What is a tax? The Supreme Court has indicated that taxes are “pecuniary burdens laid upon individuals or their property, regardless of their consent, for the purpose of defraying the expenses of government or of undertakings authorized by it.” New York v. Feiring, 313 U.S. 283, 285 (1941). But the label that Congress applies counts too; that means something that looks like a tax may not be treated like a tax because Congress chose to call it something else. This point is illustrated by a recent district court case decided under the Affordable Care Act, which held that a mandatory reinsurance contribution imposed upon a self-funded, self-administered group health plan was not a tax recoverable through a refund action. See Elec. Welfare Trust Fund v. United States, No. DKC 16-2186, 2017 U.S. Dist. LEXIS 113687 (D. Md. July 21, 2017).
The plaintiff, Electrical Welfare Trust Fund, Inc., sought to recoup a payment it had made under the Transitional Reinsurance Program established under the ACA. Under the program, for 2014, all self-funded group health plans were required to make a reinsurance contribution for 2014, but for 2015 and 2016, this only applied to self-funded plans that used a third party administrator. Elec. Welfare Trust Fund, 2017 U.S. Dist. LEXIS 113687 at *3-*4. In comments issued in connection with the promulgation of regulations, the Secretary of Health and Human Services indicated that the appropriate application of the statute to self-funded, self-administered funds was subject to interpretation; self-funded, self-administered funds were required to contribute for 2014 only. The requirement was not applied in 2015 and 2016 based on the Secretary’s determination that the exclusion of self-administered funds was a “better reading” of the statute. Id. The relevant statute imposed reinsurance contributions on “health insurance issuers, and third party administrators on behalf of group health plans.” 42 U.S.C. § 18061(b)(1)(A).
The Fund filed suit, and the government moved to dismiss for lack of subject matter jurisdiction, arguing that there had been no relevant waiver of sovereign immunity.

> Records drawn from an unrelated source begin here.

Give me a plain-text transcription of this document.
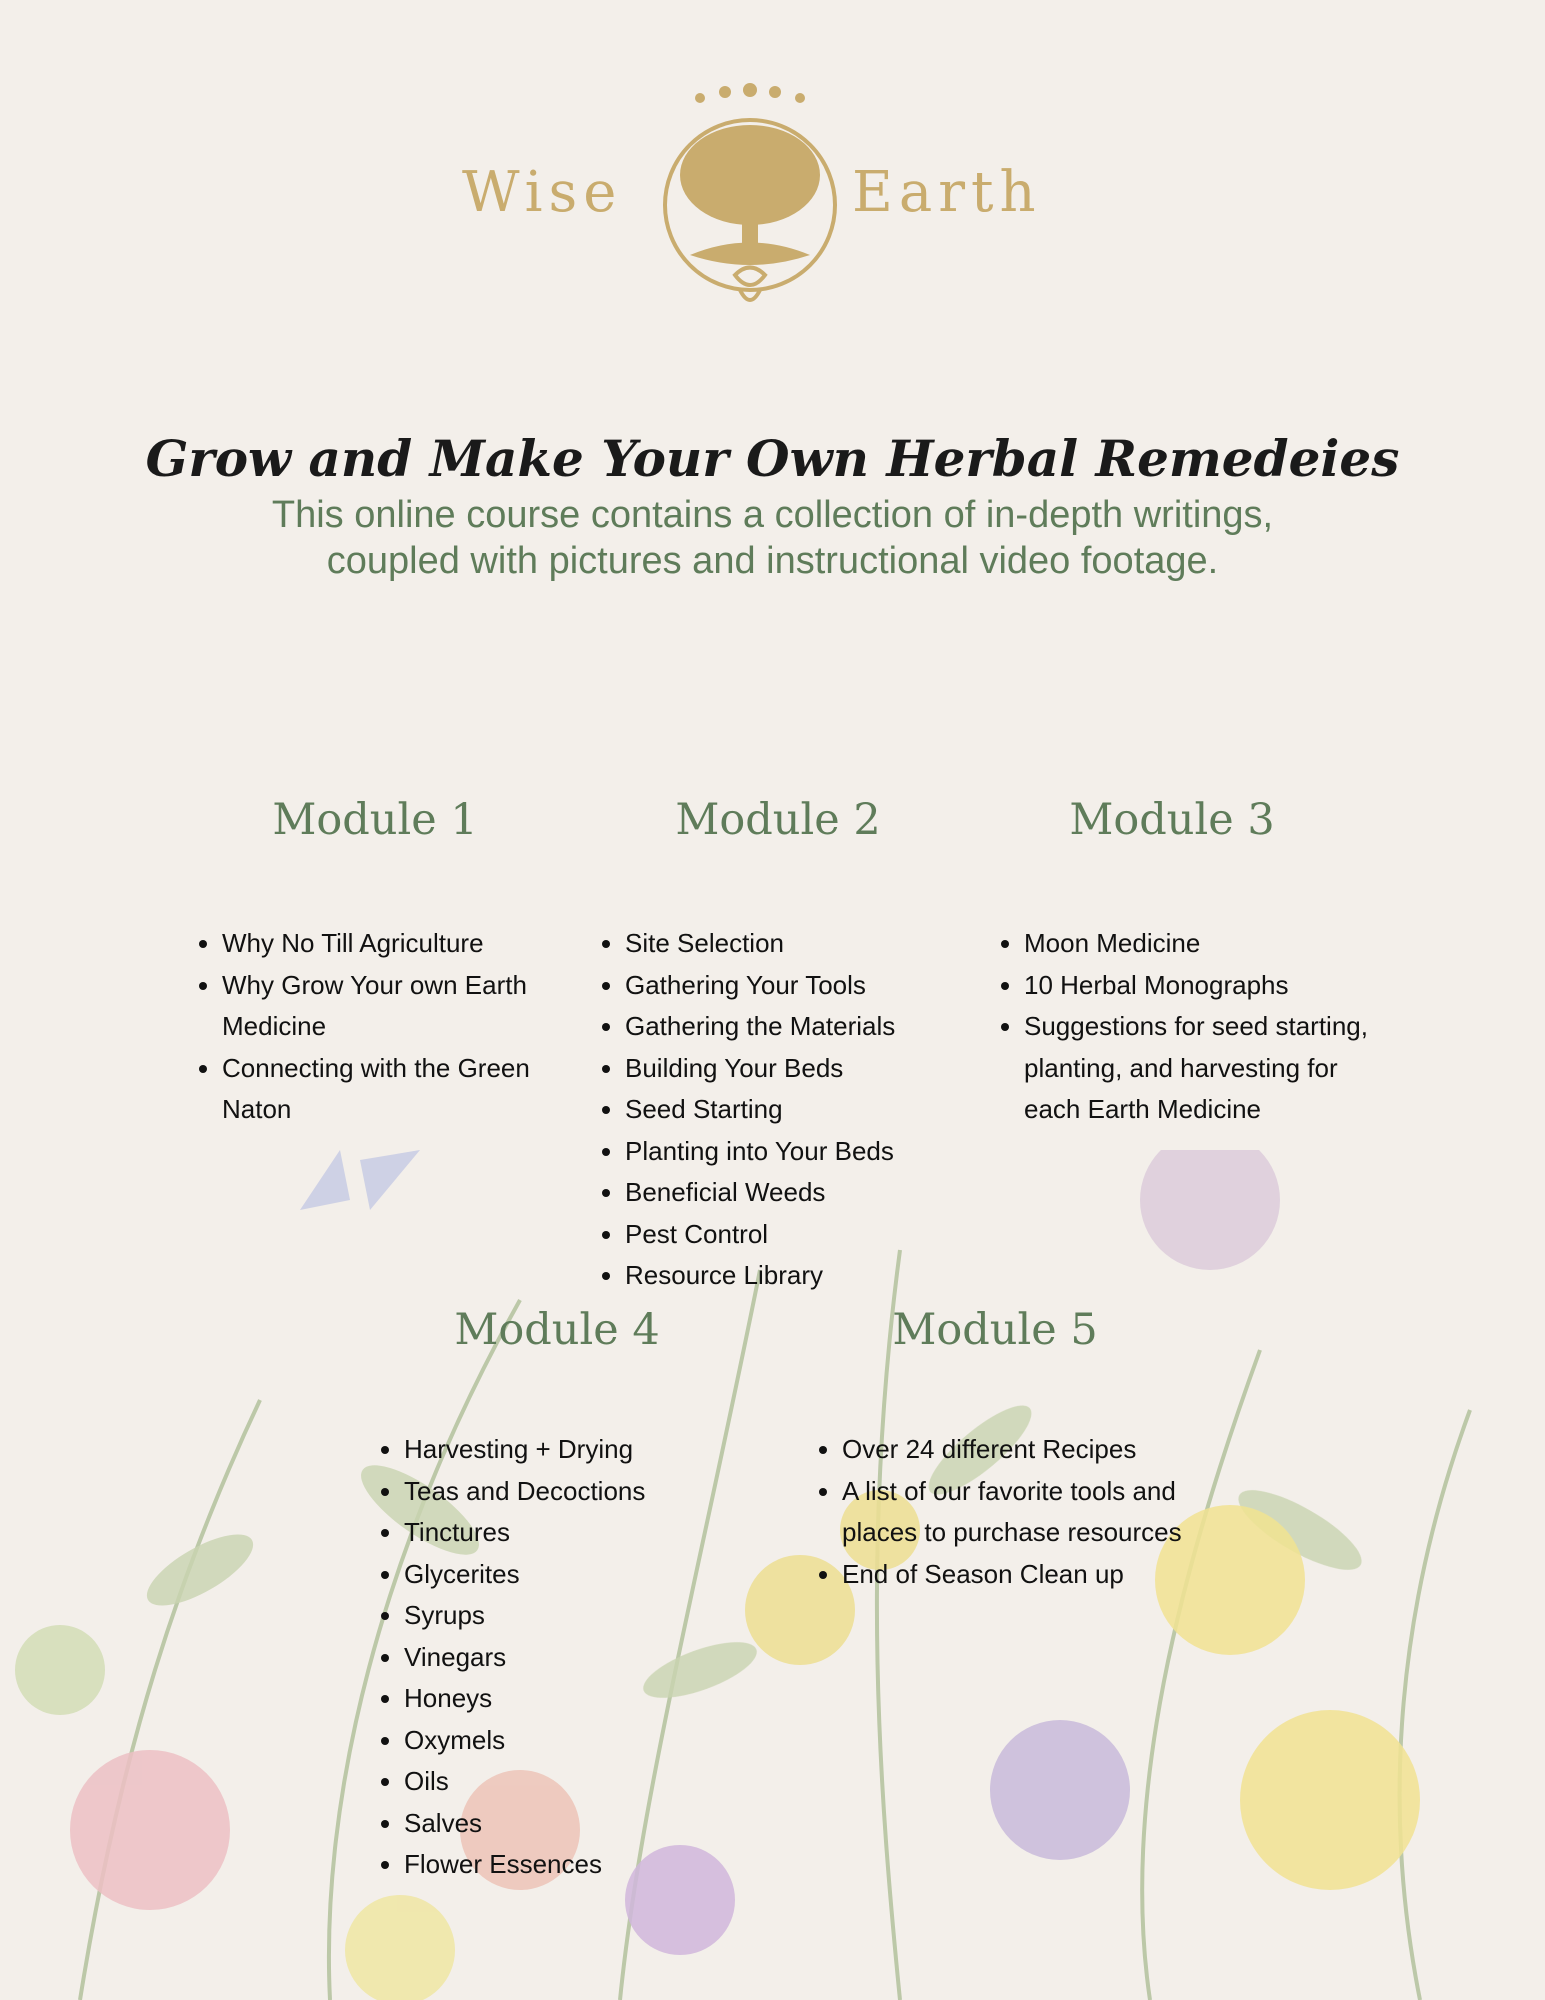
Wise	Earth
Grow and Make Your Own Herbal Remedeies
This online course contains a collection of in-depth writings,
coupled with pictures and instructional video footage.
Module 1
• Why No Till Agriculture
• Why Grow Your own Earth Medicine
• Connecting with the Green Naton
Module 2
• Site Selection
• Gathering Your Tools
• Gathering the Materials
• Building Your Beds
• Seed Starting
• Planting into Your Beds
• Beneficial Weeds
• Pest Control
• Resource Library
Module 3
• Moon Medicine
• 10 Herbal Monographs
• Suggestions for seed starting, planting, and harvesting for each Earth Medicine
Module 4
• Harvesting + Drying
• Teas and Decoctions
• Tinctures
• Glycerites
• Syrups
• Vinegars
• Honeys
• Oxymels
• Oils
• Salves
• Flower Essences
Module 5
• Over 24 different Recipes
• A list of our favorite tools and places to purchase resources
• End of Season Clean up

The Fund countered that the tax refund statute, 28 U.S.C. § 1346(a)(1), provided the relevant waiver, arguing that it sought to recoup a tax that had been improperly assessed and collected. 2017 U.S. Dist. LEXIS 113687 at *6. The Fund also argued that it could pursue its claim under the tax refund statute because the statute also authorized an action to recover “any sum.” Id.
The district court rejected the Fund’s argument for several reasons. While acknowledging the general definition of a tax as an involuntary exaction imposed by a government for public purposes, the court observed that the labels Congress applies are significant, pointing to the Supreme Court’s decision in National Federation of Independent Businesses v. Sebelius, 567 U.S. 519 (2012), which held that the individual mandate under the ACA was not a tax under the Anti-Injunction Act largely because Congress chose to label it a penalty. 2017 U.S. Dist. LEXIS 113687 at *8-*9 (citing Sebelius, 567 U.S. at 544-46).
The court noted several other factors that supported its conclusion that the reinsurance contribution was not a tax that could be recouped in a refund action. In addition to the label that Congress chose to apply, the court pointed to the following factors:
- Congress directed that the payments be made to third-party reinsurance entities instead of the IRS;
- Congress put the Secretary of Health and Human Services in charge of the reinsurance program, not the Secretary of the Treasury or the Commissioner of the IRS; and
- Congress placed the provisions governing the reinsurance program in Title 42 of the U.S. Code, not Title 26.
Id. at *12. In the court’s view, “the conclusion is inescapable that Congress did not intend for the reinsurance mandate to be considered an internal revenue tax.” Id. at *12-*13.
Next, the district court addressed the Plaintiff’s alternate argument that it could recoup “any sum” in a tax refund action. The problem here was the plain language of the statute, which authorizes suit to recover a tax, a penalty, or “or any sum alleged to have been excessive or in any manner wrongfully collected under the internal-revenue laws.” 28 U.S.C. § 1346(a)(1) (emphasis added). Surveying the limited case law construing the term “any sum,” the court concluded that the term reached payments that were incidental to the payment of a tax, such as interest. 2017 U.S. Dist. LEXIS 113687 at *13-*15.
That left the Fund’s claim under the Administrative Procedure Act, which does not provide for damages. Accordingly, that claim was dismissed as well.
This is a solid decision: The Fund’s argument that it could sue under the tax refund was frankly a stretch. Still, the case does raise a potential concern: Could Congress impose a payment that functioned like a tax but insulate it from recovery by calling it something else?
The answer is two-fold:
- As the district court reasoned, it is not simply the label that is relevant; the Supreme Court in Sebelius looked at the surrounding statutory context as well. See Sebelius, 567 U.S. at 544-46.
- The imposition of the payment requirement could be challenged through an action for injunctive relief, which would yield a determination that the payment was either a tax that could only be challenged through a refund claim or something else, which might be subject to injunctive relief if there was no mechanism for judicial review.
In fact, the Fund could have brought an action for injunctive relief when the payment was imposed upon it, as Sebelius provided a template for it to maneuver around the Anti-Injunction Act.